The scoreboard lit up. The Dragons weren’t dead yet. And with me on the ice, I’d make damn sure no one buried us again.
For sixty minutes, I could pretend. Pretend I wasn’t Edward Armstrong-Wells’s son. Pretend I wasn’t bound, caged, cut off from the fire that should have been mine. Pretend I was only Cole—the center who could turn a dying season into something worth believing in.
And tonight, belief tasted better than fire.
The goal horn still echoed in my chest when we lined up for the next faceoff. I set my stick down, crouched low, and locked eyes with the center across from me—Troy Jensen.Their captain. Their enforcer in everything but name. He grinned like he was already planning how to cut me in half.
“Nice fluke, Brit,” he muttered under his breath. His breath steamed between us. “Won’t happen again.”
I didn’t answer. I didn’t need to. The puck dropped, and I won the draw, snapping it back to Kael on defense. Troy came in late with his shoulder, slamming into me after the whistle. Cheap. The crowd booed, but the ref pretended he hadn’t seen it.
Fine. If that was how he wanted it.
We reset, and this time he shadowed me everywhere—every stride, every reach. He leaned on me in the corners, hooked his stick against my ribs when the officials weren’t looking, all teeth and malice. He wanted me rattled.
But fire burned hotter under pressure.
When Maxim dumped the puck deep, I chased. Troy was on me, trying to pin me to the boards. I twisted just before impact, letting his momentum carry him an inch too far. My shoulder clipped him hard enough to stagger, and I spun out with the puck. His snarl chased me, but I was already gone, skating the line, waiting for the right opening.
Their defense closed, two men converging. I felt Troy charging back behind me, desperate to finish the hit he’d started. Instead, I feathered the puck across the crease to Ember. He one-timed it—straight into the goalie’s pads, rebound spitting loose. I dove, stick outstretched, beating Troy by half a stride. My blade caught rubber, and I sent it flying high. The goalie barely snared it with his glove, the crowd screaming in disbelief.
No goal. Not this time.
But the look on Troy’s face when he hauled me up off the ice? Pure fury. He wanted me broken.
I grinned through my mouthguard. Let him try.
Shift after shift, Troy shadowed me like a curse. Every rush I led, he was there with an elbow or a cross-check just light enough to avoid the whistle. My ribs throbbed. My shoulder ached where he’d driven me into the glass. My legs screamed every time I pushed through the neutral zone. Coach had me off and on the ice so many times I lost count.
But pain was just noise. I’d lived with worse.
We traded chances back and forth, the score locked tight. Maxim rang iron halfway through the second. Kael sprawled across the crease to block what should have been their go-ahead goal. The crowd lived and died with every gasp, every near miss, the arena vibrating with hunger we hadn’t felt all season.

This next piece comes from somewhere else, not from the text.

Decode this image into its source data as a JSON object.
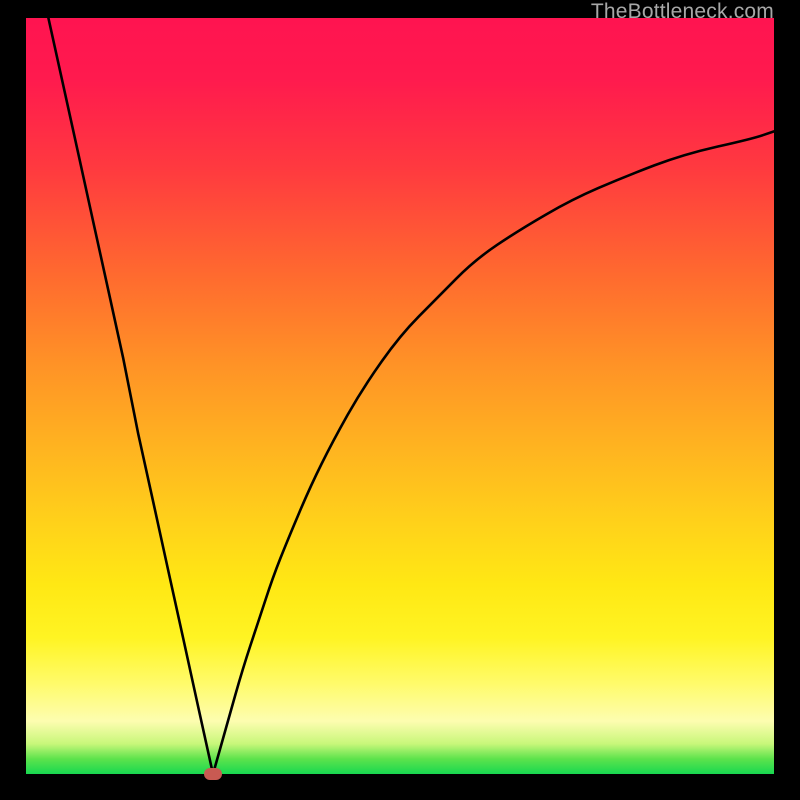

By the third period, sweat stung my eyes. My gloves were heavy, my lungs ragged. Still, I chased every loose puck like it mattered more than breath. Troy caught me square in the back behind the net, dropping me to one knee. My vision flashed white, but I forced myself up before the ref even looked. I wasn’t giving him the satisfaction. Troy missed me once—only once—but it was Ash who paid the price. We’d just cycled out of the zone when Troy barreled in late, his shoulder aimed square at my chest. I twisted, too quick, and he slammed into Ash instead. The crack of impact echoed over the ice. Ash hit the boards hard, crumpling before he managed to stagger upright, one arm clutching his side.